About twenty kilometers west of London, in the little village of Stoke Poges, Eleanor closed the gate at St. Giles cemetery and shuffled down a rutted path. She’d just placed a little wreath on the marker of her deceased husband. He’d died during the Great War. Not in the war, just coincidentally during it; a heart attack while reading a Times story about the overthrow of the Russian Tsar. Eleanor always blamed the communists for his death and considered him a “wartime casualty,” even though the War Office consistently refused her demands for benefits.
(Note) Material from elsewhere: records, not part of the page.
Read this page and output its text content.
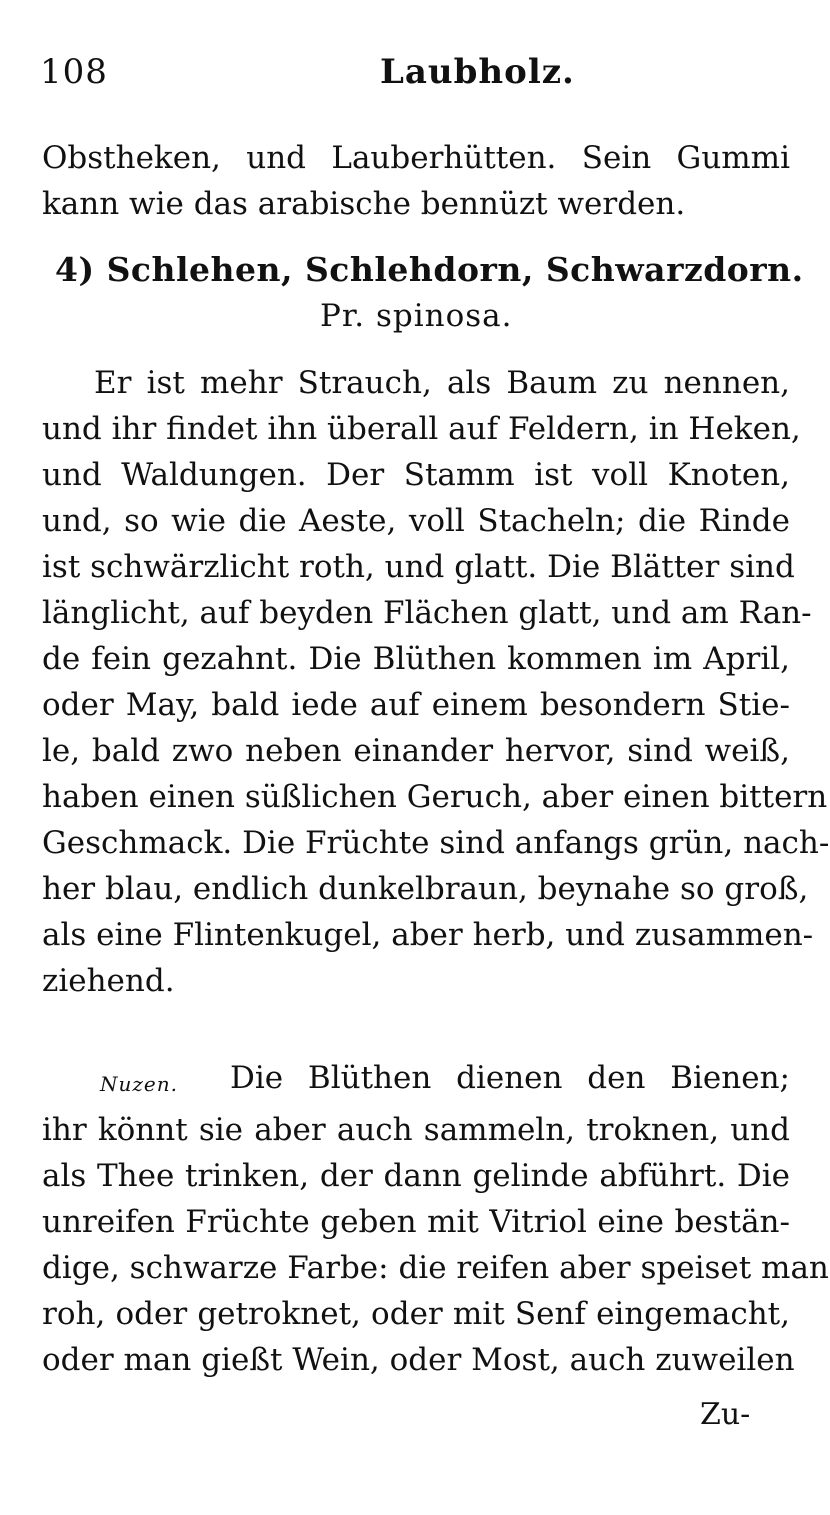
108	Laubholz.
Obstheken, und Lauberhütten. Sein Gummi
kann wie das arabische bennüzt werden.
4) Schlehen, Schlehdorn, Schwarzdorn.
Pr. spinosa.
Er ist mehr Strauch, als Baum zu nennen,
und ihr findet ihn überall auf Feldern, in Heken,
und Waldungen. Der Stamm ist voll Knoten,
und, so wie die Aeste, voll Stacheln; die Rinde
ist schwärzlicht roth, und glatt. Die Blätter sind
länglicht, auf beyden Flächen glatt, und am Ran-
de fein gezahnt. Die Blüthen kommen im April,
oder May, bald iede auf einem besondern Stie-
le, bald zwo neben einander hervor, sind weiß,
haben einen süßlichen Geruch, aber einen bittern
Geschmack. Die Früchte sind anfangs grün, nach-
her blau, endlich dunkelbraun, beynahe so groß,
als eine Flintenkugel, aber herb, und zusammen-
ziehend.
Nuzen. Die Blüthen dienen den Bienen;
ihr könnt sie aber auch sammeln, troknen, und
als Thee trinken, der dann gelinde abführt. Die
unreifen Früchte geben mit Vitriol eine bestän-
dige, schwarze Farbe: die reifen aber speiset man
roh, oder getroknet, oder mit Senf eingemacht,
oder man gießt Wein, oder Most, auch zuweilen
Zu-
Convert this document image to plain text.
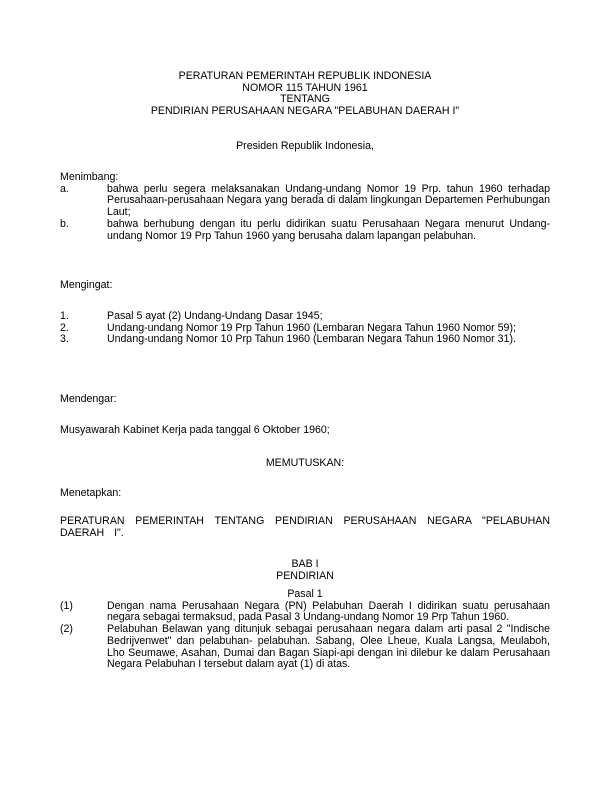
PERATURAN PEMERINTAH REPUBLIK INDONESIA
NOMOR 115 TAHUN 1961
TENTANG
PENDIRIAN PERUSAHAAN NEGARA "PELABUHAN DAERAH I"
Presiden Republik Indonesia,
Menimbang:
a.	bahwa perlu segera melaksanakan Undang-undang Nomor 19 Prp. tahun 1960 terhadap Perusahaan-perusahaan Negara yang berada di dalam lingkungan Departemen Perhubungan Laut;
b.	bahwa berhubung dengan itu perlu didirikan suatu Perusahaan Negara menurut Undang-undang Nomor 19 Prp Tahun 1960 yang berusaha dalam lapangan pelabuhan.
Mengingat:
1.	Pasal 5 ayat (2) Undang-Undang Dasar 1945;
2.	Undang-undang Nomor 19 Prp Tahun 1960 (Lembaran Negara Tahun 1960 Nomor 59);
3.	Undang-undang Nomor 10 Prp Tahun 1960 (Lembaran Negara Tahun 1960 Nomor 31).
Mendengar:
Musyawarah Kabinet Kerja pada tanggal 6 Oktober 1960;
MEMUTUSKAN:
Menetapkan:
PERATURAN PEMERINTAH TENTANG PENDIRIAN PERUSAHAAN NEGARA "PELABUHAN DAERAH I".
BAB I
PENDIRIAN
Pasal 1
(1)	Dengan nama Perusahaan Negara (PN) Pelabuhan Daerah I didirikan suatu perusahaan negara sebagai termaksud, pada Pasal 3 Undang-undang Nomor 19 Prp Tahun 1960.
(2)	Pelabuhan Belawan yang ditunjuk sebagai perusahaan negara dalam arti pasal 2 "Indische Bedrijvenwet" dan pelabuhan- pelabuhan. Sabang, Olee Lheue, Kuala Langsa, Meulaboh, Lho Seumawe, Asahan, Dumai dan Bagan Siapi-api dengan ini dilebur ke dalam Perusahaan Negara Pelabuhan I tersebut dalam ayat (1) di atas.
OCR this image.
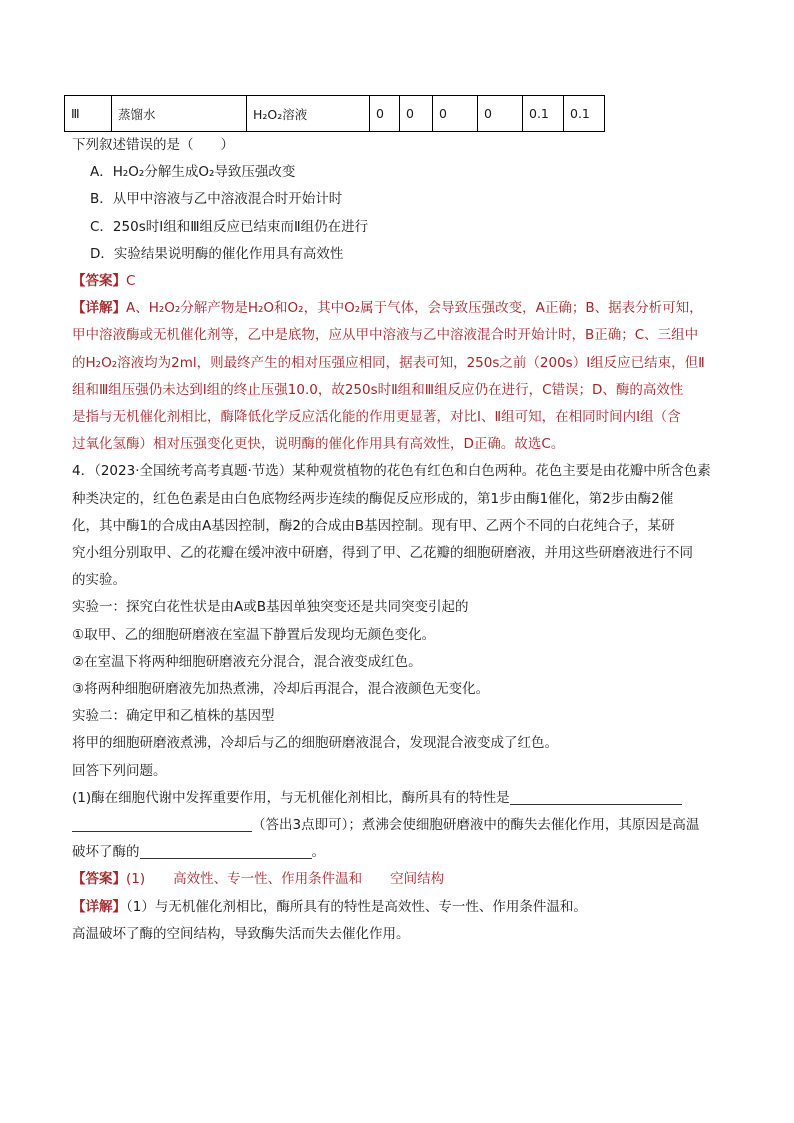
Ⅲ	蒸馏水	H₂O₂溶液	0	0	0	0	0.1	0.1
下列叙述错误的是（　　）
A．H₂O₂分解生成O₂导致压强改变
B．从甲中溶液与乙中溶液混合时开始计时
C．250s时Ⅰ组和Ⅲ组反应已结束而Ⅱ组仍在进行
D．实验结果说明酶的催化作用具有高效性
【答案】C
【详解】A、H₂O₂分解产物是H₂O和O₂，其中O₂属于气体，会导致压强改变，A正确；B、据表分析可知，
甲中溶液酶或无机催化剂等，乙中是底物，应从甲中溶液与乙中溶液混合时开始计时，B正确；C、三组中
的H₂O₂溶液均为2ml，则最终产生的相对压强应相同，据表可知，250s之前（200s）Ⅰ组反应已结束，但Ⅱ
组和Ⅲ组压强仍未达到Ⅰ组的终止压强10.0，故250s时Ⅱ组和Ⅲ组反应仍在进行，C错误；D、酶的高效性
是指与无机催化剂相比，酶降低化学反应活化能的作用更显著，对比Ⅰ、Ⅱ组可知，在相同时间内Ⅰ组（含
过氧化氢酶）相对压强变化更快，说明酶的催化作用具有高效性，D正确。故选C。
4．（2023·全国统考高考真题·节选）某种观赏植物的花色有红色和白色两种。花色主要是由花瓣中所含色素
种类决定的，红色色素是由白色底物经两步连续的酶促反应形成的，第1步由酶1催化，第2步由酶2催
化，其中酶1的合成由A基因控制，酶2的合成由B基因控制。现有甲、乙两个不同的白花纯合子，某研
究小组分别取甲、乙的花瓣在缓冲液中研磨，得到了甲、乙花瓣的细胞研磨液，并用这些研磨液进行不同
的实验。
实验一：探究白花性状是由A或B基因单独突变还是共同突变引起的
①取甲、乙的细胞研磨液在室温下静置后发现均无颜色变化。
②在室温下将两种细胞研磨液充分混合，混合液变成红色。
③将两种细胞研磨液先加热煮沸，冷却后再混合，混合液颜色无变化。
实验二：确定甲和乙植株的基因型
将甲的细胞研磨液煮沸，冷却后与乙的细胞研磨液混合，发现混合液变成了红色。
回答下列问题。
(1)酶在细胞代谢中发挥重要作用，与无机催化剂相比，酶所具有的特性是
（答出3点即可）；煮沸会使细胞研磨液中的酶失去催化作用，其原因是高温
破坏了酶的	。
【答案】(1) 高效性、专一性、作用条件温和 空间结构
【详解】（1）与无机催化剂相比，酶所具有的特性是高效性、专一性、作用条件温和。
高温破坏了酶的空间结构，导致酶失活而失去催化作用。
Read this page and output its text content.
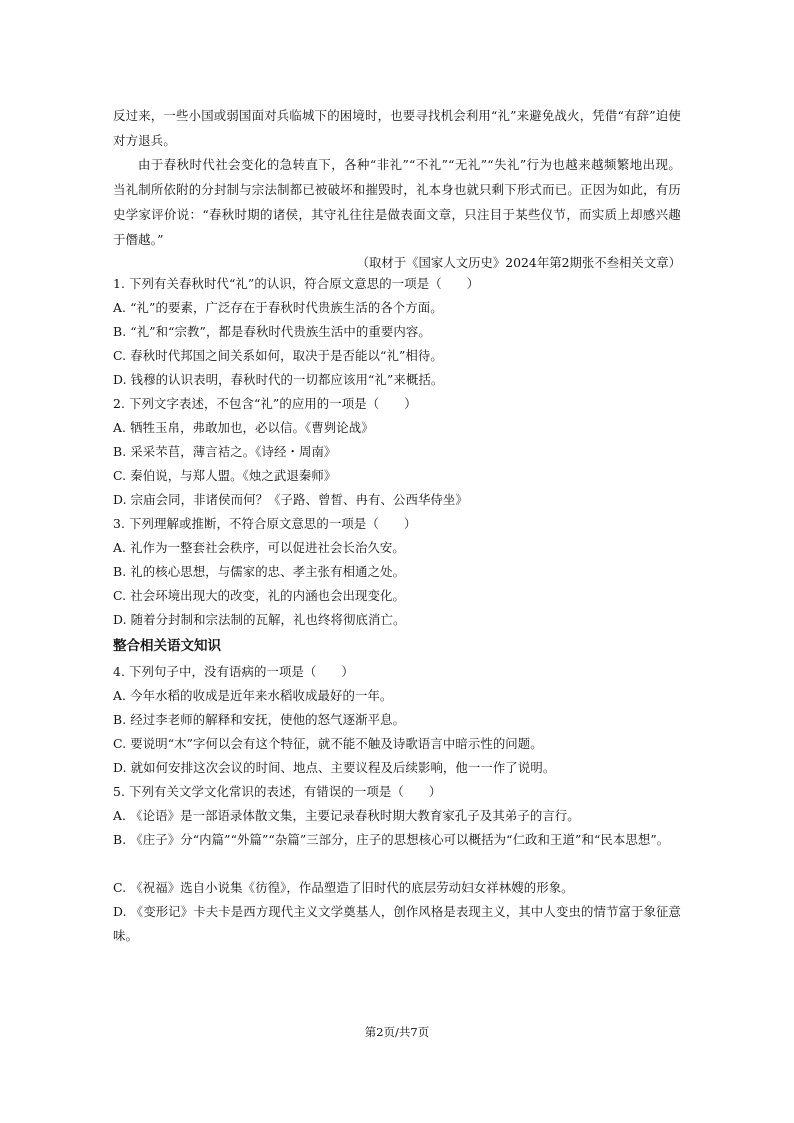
反过来，一些小国或弱国面对兵临城下的困境时，也要寻找机会利用“礼”来避免战火，凭借“有辞”迫使对方退兵。

由于春秋时代社会变化的急转直下，各种“非礼”“不礼”“无礼”“失礼”行为也越来越频繁地出现。当礼制所依附的分封制与宗法制都已被破坏和摧毁时，礼本身也就只剩下形式而已。正因为如此，有历史学家评价说：“春秋时期的诸侯，其守礼往往是做表面文章，只注目于某些仪节，而实质上却感兴趣于僭越。”

（取材于《国家人文历史》2024年第2期张不叁相关文章）
1. 下列有关春秋时代“礼”的认识，符合原文意思的一项是（　　）
A. “礼”的要素，广泛存在于春秋时代贵族生活的各个方面。
B. “礼”和“宗教”，都是春秋时代贵族生活中的重要内容。
C. 春秋时代邦国之间关系如何，取决于是否能以“礼”相待。
D. 钱穆的认识表明，春秋时代的一切都应该用“礼”来概括。
2. 下列文字表述，不包含“礼”的应用的一项是（　　）
A. 牺牲玉帛，弗敢加也，必以信。《曹刿论战》
B. 采采芣苢，薄言袺之。《诗经・周南》
C. 秦伯说，与郑人盟。《烛之武退秦师》
D. 宗庙会同，非诸侯而何？《子路、曾皙、冉有、公西华侍坐》
3. 下列理解或推断，不符合原文意思的一项是（　　）
A. 礼作为一整套社会秩序，可以促进社会长治久安。
B. 礼的核心思想，与儒家的忠、孝主张有相通之处。
C. 社会环境出现大的改变，礼的内涵也会出现变化。
D. 随着分封制和宗法制的瓦解，礼也终将彻底消亡。
整合相关语文知识
4. 下列句子中，没有语病的一项是（　　）
A. 今年水稻的收成是近年来水稻收成最好的一年。
B. 经过李老师的解释和安抚，使他的怒气逐渐平息。
C. 要说明“木”字何以会有这个特征，就不能不触及诗歌语言中暗示性的问题。
D. 就如何安排这次会议的时间、地点、主要议程及后续影响，他一一作了说明。
5. 下列有关文学文化常识的表述，有错误的一项是（　　）
A. 《论语》是一部语录体散文集，主要记录春秋时期大教育家孔子及其弟子的言行。

B. 《庄子》分“内篇”“外篇”“杂篇”三部分，庄子的思想核心可以概括为“仁政和王道”和“民本思想”。

C. 《祝福》选自小说集《彷徨》，作品塑造了旧时代的底层劳动妇女祥林嫂的形象。

D. 《变形记》卡夫卡是西方现代主义文学奠基人，创作风格是表现主义，其中人变虫的情节富于象征意味。

第2页/共7页
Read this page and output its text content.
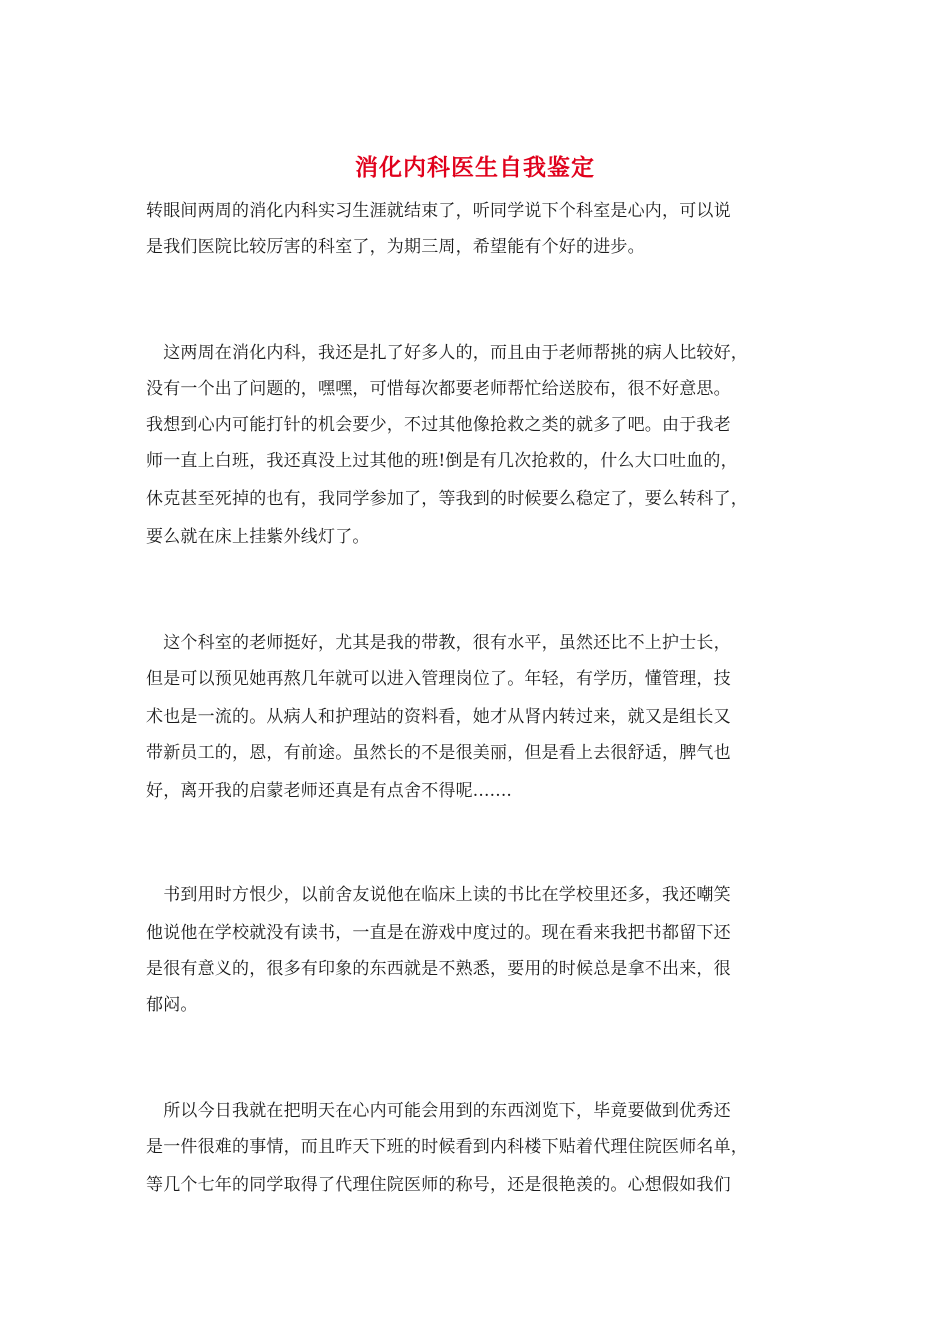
消化内科医生自我鉴定
转眼间两周的消化内科实习生涯就结束了，听同学说下个科室是心内，可以说
是我们医院比较厉害的科室了，为期三周，希望能有个好的进步。
　这两周在消化内科，我还是扎了好多人的，而且由于老师帮挑的病人比较好，
没有一个出了问题的，嘿嘿，可惜每次都要老师帮忙给送胶布，很不好意思。
我想到心内可能打针的机会要少，不过其他像抢救之类的就多了吧。由于我老
师一直上白班，我还真没上过其他的班!倒是有几次抢救的，什么大口吐血的，
休克甚至死掉的也有，我同学参加了，等我到的时候要么稳定了，要么转科了，
要么就在床上挂紫外线灯了。
　这个科室的老师挺好，尤其是我的带教，很有水平，虽然还比不上护士长，
但是可以预见她再熬几年就可以进入管理岗位了。年轻，有学历，懂管理，技
术也是一流的。从病人和护理站的资料看，她才从肾内转过来，就又是组长又
带新员工的，恩，有前途。虽然长的不是很美丽，但是看上去很舒适，脾气也
好，离开我的启蒙老师还真是有点舍不得呢.......
　书到用时方恨少，以前舍友说他在临床上读的书比在学校里还多，我还嘲笑
他说他在学校就没有读书，一直是在游戏中度过的。现在看来我把书都留下还
是很有意义的，很多有印象的东西就是不熟悉，要用的时候总是拿不出来，很
郁闷。
　所以今日我就在把明天在心内可能会用到的东西浏览下，毕竟要做到优秀还
是一件很难的事情，而且昨天下班的时候看到内科楼下贴着代理住院医师名单，
等几个七年的同学取得了代理住院医师的称号，还是很艳羡的。心想假如我们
With this thought on her mind she returned home to start a kettle for a cup of tea. Waiting for the water to boil, she turned on her crystal radio and plugged in the earpiece. A discussion of Gray’s “Elegy” was just concluding, one of her favorite pieces. But after just a moment, a familiar voice broke in.
“We interrupt this program with breaking news... There’s been a demonstration by the unemployed in London... The crowd has now passed along Whitehall and, at the suggestion of Mr Popplebury, Secretary of the National Movement for Abolishing Theatre Queues, is preparing to demolish the Houses of Parliament with trench mortars...”
Eleanor gasped, “Bolshevists! I knew this day would come!”
“...and the clock tower has just fallen to the ground...”
Before tuning out and rushing over to break the news to her neighbors, she heard the announcer mention that since there was no more Big Ben, Greenwich Time would instead now be obtained from Edinburgh on Uncle Leslie’s repeating watch.
If Eleanor, and a million other British listeners, had listened a little more attentively and trusted the new media a little less, the January 16, 1926 national panic caused by Father Ronald Knox’s burlesque broadcast might not have happened.